The world is no longer “complicated” and therefore “tamable”… it has graduated to “complex”,  and for good and bad complexity is here to stay.  That “movement” creates a great need for leaders who can grasp the basics, discover patterns and connect the dots while they are still emerging… for leaders who have a systemic view, who are comfortable living with polarities and who have transcended “binary” thinking.  For leaders who can time-travel and understand the consequences of their decisions –and their indecisiveness- in these post-truth times and who know how and when to “play the game” for themselves, but, more importantly, for others.
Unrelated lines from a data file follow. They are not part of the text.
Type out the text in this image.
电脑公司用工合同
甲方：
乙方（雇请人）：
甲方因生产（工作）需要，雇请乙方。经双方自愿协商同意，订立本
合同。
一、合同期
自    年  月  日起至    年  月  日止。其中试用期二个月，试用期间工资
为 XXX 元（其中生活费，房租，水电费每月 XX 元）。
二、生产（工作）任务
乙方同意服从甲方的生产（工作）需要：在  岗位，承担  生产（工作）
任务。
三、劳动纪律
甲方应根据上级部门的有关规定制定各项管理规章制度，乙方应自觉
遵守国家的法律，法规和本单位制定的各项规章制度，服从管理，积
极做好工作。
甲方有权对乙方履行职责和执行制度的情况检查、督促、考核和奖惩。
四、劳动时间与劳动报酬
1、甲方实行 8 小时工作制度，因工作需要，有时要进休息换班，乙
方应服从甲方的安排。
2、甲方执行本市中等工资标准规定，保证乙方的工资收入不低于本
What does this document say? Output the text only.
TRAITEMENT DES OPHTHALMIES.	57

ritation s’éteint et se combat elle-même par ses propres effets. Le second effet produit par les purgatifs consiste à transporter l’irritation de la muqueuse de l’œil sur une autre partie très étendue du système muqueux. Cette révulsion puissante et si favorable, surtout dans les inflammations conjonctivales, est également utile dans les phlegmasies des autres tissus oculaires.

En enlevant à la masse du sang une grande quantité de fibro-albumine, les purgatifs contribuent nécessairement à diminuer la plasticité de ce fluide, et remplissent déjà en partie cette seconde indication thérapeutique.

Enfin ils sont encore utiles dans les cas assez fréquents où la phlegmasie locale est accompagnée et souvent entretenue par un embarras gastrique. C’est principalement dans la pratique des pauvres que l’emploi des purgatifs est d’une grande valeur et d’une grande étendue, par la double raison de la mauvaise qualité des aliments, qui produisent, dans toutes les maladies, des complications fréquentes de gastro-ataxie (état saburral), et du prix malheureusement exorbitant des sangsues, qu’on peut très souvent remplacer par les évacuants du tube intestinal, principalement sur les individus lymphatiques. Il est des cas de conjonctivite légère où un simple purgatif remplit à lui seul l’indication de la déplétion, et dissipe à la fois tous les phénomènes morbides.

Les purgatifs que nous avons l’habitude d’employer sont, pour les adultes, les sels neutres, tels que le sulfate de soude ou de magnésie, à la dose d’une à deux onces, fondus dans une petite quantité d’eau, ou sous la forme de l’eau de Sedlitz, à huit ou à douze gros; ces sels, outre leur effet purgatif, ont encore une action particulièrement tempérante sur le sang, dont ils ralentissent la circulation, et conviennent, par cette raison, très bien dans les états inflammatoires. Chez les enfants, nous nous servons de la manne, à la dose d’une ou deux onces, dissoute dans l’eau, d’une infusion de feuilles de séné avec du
Doesn’t this sound like fun?

Elif Shafak, wonderful Turkish author and wise colorful woman talks about how to learn to live with this complexity in a recent TED Talk.  She herself represents a beautiful “product” of complexity and she speaks so eloquently about it that I have decided you could not miss her.  She blends Western and Eastern traditions of storytelling in beautiful stories built upon her knowledge of history, philosophy, Sufism and politics, and she does so with a lot of humor, which I find is such a blessing these days.  In her talk, she describes the end of the distinction between “solid” and “liquid” countries, and how the world these days feels more as if it moved in circles -even backwards sometimes- rather than forward.  The unprecedented challenges we are going through make us cling to the “familiar” and to the salvation of a few instead of embracing plurality and creating the conditions for multiplicity to thrive.  She shares her particular conception of “homeland” and characterizes life itself as “fluid and plenty of ambiguity and nuances”. 

I wish that some of those who are “guiding our destiny” would exercise the kind of humanistic leadership that we need from them.   Lately it looks -and feels- more as if they were focusing on their own (narrow) tribe’s goals -when not just their own- and salvation.  I also wish they would value the privilege that leadership, especially in the public domain, represents.  And finally, I wish they would be wise enough to understand that the real “mission” is that of allowing the world to transform them for the better -as the great Dario Fó pointed out at the end of his life after years of trying the other way around- and not to be as simplistic and selfish as to try and change the world to meet their own desires and needs. 

Let’s hope that the world “detours” are only temporary and that the circumstances we are living push us into becoming the best version of ourselves.

In the meantime, my best wishes for a gentle winter and a New Year full of color, light and peace.